I have noticed that some OOD apps that OSC publishes, which can use OpenGL graphics (Ansys, Matlab, VMD, Paraview, …) use VirtualGL. VGL needs X server running on the compute node, which in turn will sit on the GPU and potentially eat away resources from the CUDA computational jobs that may run on that GPU.

So, my question is, how does OSC technically allow VirtualGL? Do you run X Server on all your compute nodes? Or, start it with a job start using a flag (which I don’t see in the OOD apps so probably not). Or have cheap GPUs in each node used for GL that are independent from the computational GPUs? Or, something else?

I’d appreciate some details that would allow us to consider such deployment over here.

Naturally, if other HPC centers have their own solution for compute node GL rendering it’d be great to hear them.

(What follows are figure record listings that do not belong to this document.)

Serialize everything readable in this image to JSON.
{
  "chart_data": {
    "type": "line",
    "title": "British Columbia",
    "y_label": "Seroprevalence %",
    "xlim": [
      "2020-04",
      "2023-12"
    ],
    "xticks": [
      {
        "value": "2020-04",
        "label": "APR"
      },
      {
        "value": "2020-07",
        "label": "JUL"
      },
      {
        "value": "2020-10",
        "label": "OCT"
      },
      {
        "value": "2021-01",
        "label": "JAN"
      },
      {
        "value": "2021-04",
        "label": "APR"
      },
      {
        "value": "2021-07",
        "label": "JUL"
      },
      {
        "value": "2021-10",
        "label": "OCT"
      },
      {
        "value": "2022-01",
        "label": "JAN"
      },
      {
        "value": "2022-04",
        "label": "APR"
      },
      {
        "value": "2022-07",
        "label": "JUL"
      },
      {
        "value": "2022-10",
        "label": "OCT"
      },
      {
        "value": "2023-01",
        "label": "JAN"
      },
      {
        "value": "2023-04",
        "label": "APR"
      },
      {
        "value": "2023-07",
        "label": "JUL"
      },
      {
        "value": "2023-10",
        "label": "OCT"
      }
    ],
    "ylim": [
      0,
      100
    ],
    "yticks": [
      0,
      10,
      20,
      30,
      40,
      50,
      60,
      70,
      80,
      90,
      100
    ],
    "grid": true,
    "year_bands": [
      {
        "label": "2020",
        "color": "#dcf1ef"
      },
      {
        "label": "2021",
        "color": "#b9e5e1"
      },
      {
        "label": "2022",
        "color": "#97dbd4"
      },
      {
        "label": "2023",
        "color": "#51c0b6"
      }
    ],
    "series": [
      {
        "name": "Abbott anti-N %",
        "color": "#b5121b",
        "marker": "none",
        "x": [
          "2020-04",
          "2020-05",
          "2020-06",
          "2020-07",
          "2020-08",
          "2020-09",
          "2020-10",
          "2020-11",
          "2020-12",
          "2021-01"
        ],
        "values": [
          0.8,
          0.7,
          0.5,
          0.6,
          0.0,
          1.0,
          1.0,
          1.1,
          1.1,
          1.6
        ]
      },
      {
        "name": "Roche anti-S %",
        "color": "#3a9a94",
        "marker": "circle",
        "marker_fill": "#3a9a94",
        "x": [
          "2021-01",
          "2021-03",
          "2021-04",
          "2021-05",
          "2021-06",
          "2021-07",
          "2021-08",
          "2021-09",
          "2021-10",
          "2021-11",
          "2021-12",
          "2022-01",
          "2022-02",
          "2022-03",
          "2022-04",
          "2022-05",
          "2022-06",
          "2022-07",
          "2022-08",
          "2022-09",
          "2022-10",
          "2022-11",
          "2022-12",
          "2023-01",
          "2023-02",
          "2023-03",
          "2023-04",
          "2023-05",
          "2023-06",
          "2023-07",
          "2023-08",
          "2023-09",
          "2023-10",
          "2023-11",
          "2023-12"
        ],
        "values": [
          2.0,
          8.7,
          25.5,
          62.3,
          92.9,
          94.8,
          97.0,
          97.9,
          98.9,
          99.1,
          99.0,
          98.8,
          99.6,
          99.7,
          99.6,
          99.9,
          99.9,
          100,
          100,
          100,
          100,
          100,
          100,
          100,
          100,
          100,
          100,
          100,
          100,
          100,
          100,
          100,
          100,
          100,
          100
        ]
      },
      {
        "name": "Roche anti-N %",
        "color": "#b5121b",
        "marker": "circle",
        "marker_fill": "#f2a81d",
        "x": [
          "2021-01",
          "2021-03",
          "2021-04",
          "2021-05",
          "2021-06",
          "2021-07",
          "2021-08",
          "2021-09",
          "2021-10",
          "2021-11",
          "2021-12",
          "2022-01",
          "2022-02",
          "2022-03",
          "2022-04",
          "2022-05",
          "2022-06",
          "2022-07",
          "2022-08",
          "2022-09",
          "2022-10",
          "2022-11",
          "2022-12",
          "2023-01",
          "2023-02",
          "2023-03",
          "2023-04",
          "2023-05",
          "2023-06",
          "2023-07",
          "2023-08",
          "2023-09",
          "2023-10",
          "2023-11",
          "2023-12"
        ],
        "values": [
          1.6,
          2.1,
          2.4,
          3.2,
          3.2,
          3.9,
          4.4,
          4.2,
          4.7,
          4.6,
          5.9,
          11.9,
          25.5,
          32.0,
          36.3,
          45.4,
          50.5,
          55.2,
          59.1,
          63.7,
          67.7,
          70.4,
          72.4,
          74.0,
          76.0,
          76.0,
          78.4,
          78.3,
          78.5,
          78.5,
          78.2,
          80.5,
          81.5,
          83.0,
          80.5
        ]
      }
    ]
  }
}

What we do over here is to have a set of standalone (interactive) nodes that run X and VGL on mid-range Nvidia GTX cards, but, we don’t have any X or VGL on the cluster compute nodes. Most of our computes only have onboard video cards and our GPU nodes are heavily utilized with computation, but, we’d like to see if there is a room for using the GPU nodes for GL with OOD apps like Ansys or Paraview.

Thanks,
MC

Hi, everybody

We are using such configuration : a graphic node supporting the turbovnc sessions and all the compute nodes running X11 with Nvidia driver. All the opengl codes called inside the script. sh. erb are prefixed by vglrun.

When I’ll be back in my office, I can add our config into this topic, if you’re interested

Jean Marie

Thanks @jms27000! @mcuma sorry I didn’t see this earlier! Yes I believe we have X11 libraries installed on all our compute nodes so that someone may run an interactive session on them, whether they have GPUs or not (and most do not, I can’ say the exact %, but let’s say only 1/4 do as an approximate guess).

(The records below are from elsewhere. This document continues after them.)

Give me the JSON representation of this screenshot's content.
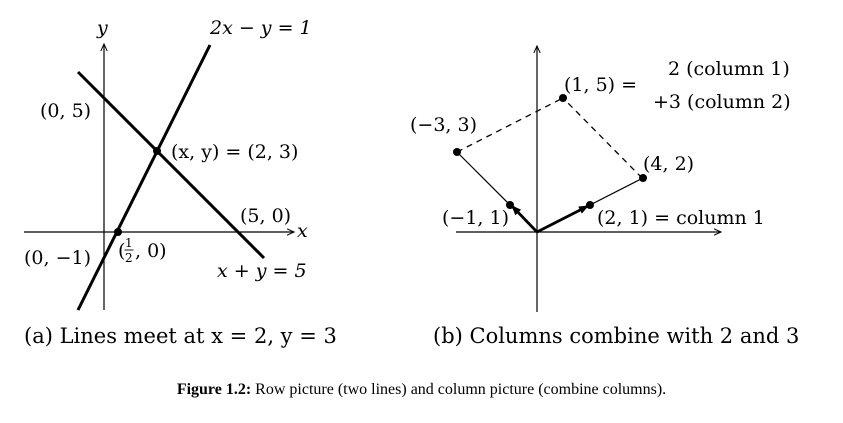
{
  "panel_a": {
    "y_axis_label": "y",
    "x_axis_label": "x",
    "line1_label": "2x − y = 1",
    "line2_label": "x + y = 5",
    "point_0_5": "(0, 5)",
    "point_intersection": "(x, y) = (2, 3)",
    "point_5_0": "(5, 0)",
    "point_0_m1": "(0, −1)",
    "point_half_0_open": "(",
    "point_half_0_num": "1",
    "point_half_0_den": "2",
    "point_half_0_rest": ", 0)",
    "caption": "(a) Lines meet at x = 2, y = 3"
  },
  "panel_b": {
    "point_m3_3": "(−3, 3)",
    "point_1_5": "(1, 5) =",
    "combo_line1": "2 (column 1)",
    "combo_line2": "+3 (column 2)",
    "point_4_2": "(4, 2)",
    "point_m1_1": "(−1, 1)",
    "point_2_1": "(2, 1) = column 1",
    "caption": "(b) Columns combine with 2 and 3"
  },
  "figure_caption": {
    "label": "Figure 1.2:",
    "text": " Row picture (two lines) and column picture (combine columns)."
  }
}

So all compute nodes have VirtualGL libraries, and can run X11 sessions, but not all compute nodes have GPUs.

How we actually do segregation or limits, I’m not sure. If two users get scheduled on the same compute node, one requesting the GPU specifically, and the other by accident, what’s to stop the second user from using the GPU? cgroup configurations? Seems like something the scheduler should work out to limit the second user. I can’t say for sure.

@tdockendorf may have more for you.

OK, thanks. Looks like you all run X server then when the nodes are running. Since our admins are not fans of running X server on the computes, I think we’ll stick to our current setup with dedicated interactive nodes with X server and VirtualGL and revisit if users start demanding it on the computes (so far they don’t).